Она указала на стул у стола. «Работай, писатель. И да поможет тебе твоя наглая муза».

С этими словами Королева Элоиза величественно прошествовала к своей огромной кровати, отдернула полог и скрылась за ним, оставив Аларика одного посреди враждебной спальни, наедине с запахом паленых бинтов, оплывающей свечой и заданием, которое было одновременно спасением и смертным приговором.
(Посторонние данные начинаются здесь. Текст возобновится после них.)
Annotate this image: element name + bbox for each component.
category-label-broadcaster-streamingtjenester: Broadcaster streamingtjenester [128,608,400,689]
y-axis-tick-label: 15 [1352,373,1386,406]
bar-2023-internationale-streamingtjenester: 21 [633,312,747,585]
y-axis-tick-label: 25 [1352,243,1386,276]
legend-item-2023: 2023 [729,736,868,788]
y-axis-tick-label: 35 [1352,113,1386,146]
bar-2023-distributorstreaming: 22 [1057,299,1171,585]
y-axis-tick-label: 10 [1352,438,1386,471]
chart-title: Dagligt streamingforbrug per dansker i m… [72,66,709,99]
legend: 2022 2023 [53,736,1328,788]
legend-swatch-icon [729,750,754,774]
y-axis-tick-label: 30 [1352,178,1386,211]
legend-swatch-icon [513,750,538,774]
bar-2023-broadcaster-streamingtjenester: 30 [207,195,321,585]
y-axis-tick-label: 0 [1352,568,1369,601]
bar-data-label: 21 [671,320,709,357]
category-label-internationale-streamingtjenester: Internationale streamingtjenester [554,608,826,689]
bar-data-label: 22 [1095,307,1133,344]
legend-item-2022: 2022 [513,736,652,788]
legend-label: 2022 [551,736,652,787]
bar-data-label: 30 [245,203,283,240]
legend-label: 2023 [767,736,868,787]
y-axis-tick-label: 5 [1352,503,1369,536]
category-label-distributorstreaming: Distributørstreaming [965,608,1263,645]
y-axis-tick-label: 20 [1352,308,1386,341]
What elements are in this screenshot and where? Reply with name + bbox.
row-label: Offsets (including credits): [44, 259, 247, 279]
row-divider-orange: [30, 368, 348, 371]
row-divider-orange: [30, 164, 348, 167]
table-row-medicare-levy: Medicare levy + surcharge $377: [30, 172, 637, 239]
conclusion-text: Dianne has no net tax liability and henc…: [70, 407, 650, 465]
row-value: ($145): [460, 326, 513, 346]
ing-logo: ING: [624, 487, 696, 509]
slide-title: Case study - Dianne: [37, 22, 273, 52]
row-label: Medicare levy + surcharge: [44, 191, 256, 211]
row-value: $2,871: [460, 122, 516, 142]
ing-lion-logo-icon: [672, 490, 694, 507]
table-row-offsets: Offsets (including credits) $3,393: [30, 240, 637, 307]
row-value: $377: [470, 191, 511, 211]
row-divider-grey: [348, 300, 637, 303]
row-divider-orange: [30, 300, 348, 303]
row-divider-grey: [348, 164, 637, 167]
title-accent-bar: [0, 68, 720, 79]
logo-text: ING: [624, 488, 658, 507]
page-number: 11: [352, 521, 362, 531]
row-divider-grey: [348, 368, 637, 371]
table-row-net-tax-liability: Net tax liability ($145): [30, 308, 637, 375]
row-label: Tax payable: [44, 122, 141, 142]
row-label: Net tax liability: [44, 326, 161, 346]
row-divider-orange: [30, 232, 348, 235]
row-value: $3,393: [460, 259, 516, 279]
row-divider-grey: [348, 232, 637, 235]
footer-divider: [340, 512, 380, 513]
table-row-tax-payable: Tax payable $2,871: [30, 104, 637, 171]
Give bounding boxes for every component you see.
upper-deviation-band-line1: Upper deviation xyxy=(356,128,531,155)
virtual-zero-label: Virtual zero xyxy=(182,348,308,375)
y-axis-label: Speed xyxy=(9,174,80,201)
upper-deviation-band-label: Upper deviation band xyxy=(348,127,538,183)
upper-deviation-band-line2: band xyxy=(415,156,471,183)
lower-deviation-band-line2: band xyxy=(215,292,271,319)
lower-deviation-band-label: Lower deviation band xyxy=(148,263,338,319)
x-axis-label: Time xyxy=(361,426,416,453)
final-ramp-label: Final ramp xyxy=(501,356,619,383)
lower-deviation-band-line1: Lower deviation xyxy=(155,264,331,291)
Аларик посмотрел на пергамент. Потом на окно, за которым все еще выл ветер. Потом снова на пергамент. «Кажется, – пробормотал он себе под нос, – вечер перестает быть томным». И сел за стол. В конце концов, он был писателем. А для писателя нет ничего невозможного, если под рукой есть перо и достаточно отчаяния.


Глава 2

Утро встретило Аларика не пением птиц и не ласковым солнцем (которое, кажется, вообще забыло дорогу в эту часть королевства), а тяжелым взглядом Королевы Элоизы. Она сидела за тем же столом, сменив вчерашнее грозовое платье на что-то цвета утренней зари, если бы заря страдала бессонницей и легкой формой экзистенциального кризиса. За ночь Аларик, подпитываемый страхом, кофеином (который ему милостиво принесла испуганная служанка, похожая на мышку, застигнутую в кладовке с сыром) и тем особым видом вдохновения, что приходит только на грани отчаяния, действительно написал. Не весь манифест, разумеется, – на это не хватило бы и недели каторжных работ, – но переделал тот самый злосчастный кусок про птицу, эмпиреи и рудименты.

Королева взяла исписанный лист двумя пальцами, будто это был не текст, а какой-то особо ядовитый паук. Читала она медленно, шевеля губами, и Аларик почти физически ощущал, как каждое слово проходит через ее королевский цензурный аппарат. Он стоял рядом, стараясь дышать ровно и не показывать, что его ладони вспотели так, словно он только что пожал руку ста пятидесяти нервным осьминогам.

«Народ наш, – прочитала Королева вслух, и голос ее был неожиданно задумчив, – это река, полная скрытой мощи. Задача мудрого правителя – не перегородить ее плотинами устаревших привычек, но направить ее течение в русло созидательного танца, где каждый изгиб мысли отражает величие современного замысла…» Она подняла на него глаза. В них все еще плясали опасные искорки, но к ним примешалось что-то новое. Недоумение? Или, о ужас, подобие одобрения?

«Это… не так отвратительно, как я думала», – наконец произнесла она. Для королевской похвалы это было почти эквивалентом бурных оваций. «По крайней мере, здесь нет птиц, которые спотыкаются».

Аларик позволил себе едва заметный вздох облегчения. «Я старался, Ваше Величество. Реки, на мой взгляд, более податливы для метафор государственного управления. И менее склонны к несанкционированным полетам в сторону банальности».

«Хм. Реки», – повторила Королева, снова уставившись в текст. «А что ты скажешь насчет этого?» Она ткнула пальцем в другой абзац своего первоначального творения. «Вот здесь я пишу, что оппозиция – это как сорняк на безупречном газоне нашего государства, который нужно выпалывать каленым железом эстетики!»

Аларик едва не застонал. «Ваше Величество, при всем уважении, «каленое железо эстетики» звучит так, будто вы собираетесь пытать людей красотой. Что, конечно, оригинально, но может вызвать некоторые… логистические трудности при исполнении. И потом, сорняки… они такие предсказуемые. Может, оппозиция – это скорее… диссонанс в идеально слаженной симфонии вашего правления? Диссонанс, который лишь подчеркивает гармонию целого, если его правильно… аранжировать?» Он сам не всегда понимал, что несет, но главное было говорить уверенно и с умным видом. Иногда это срабатывало.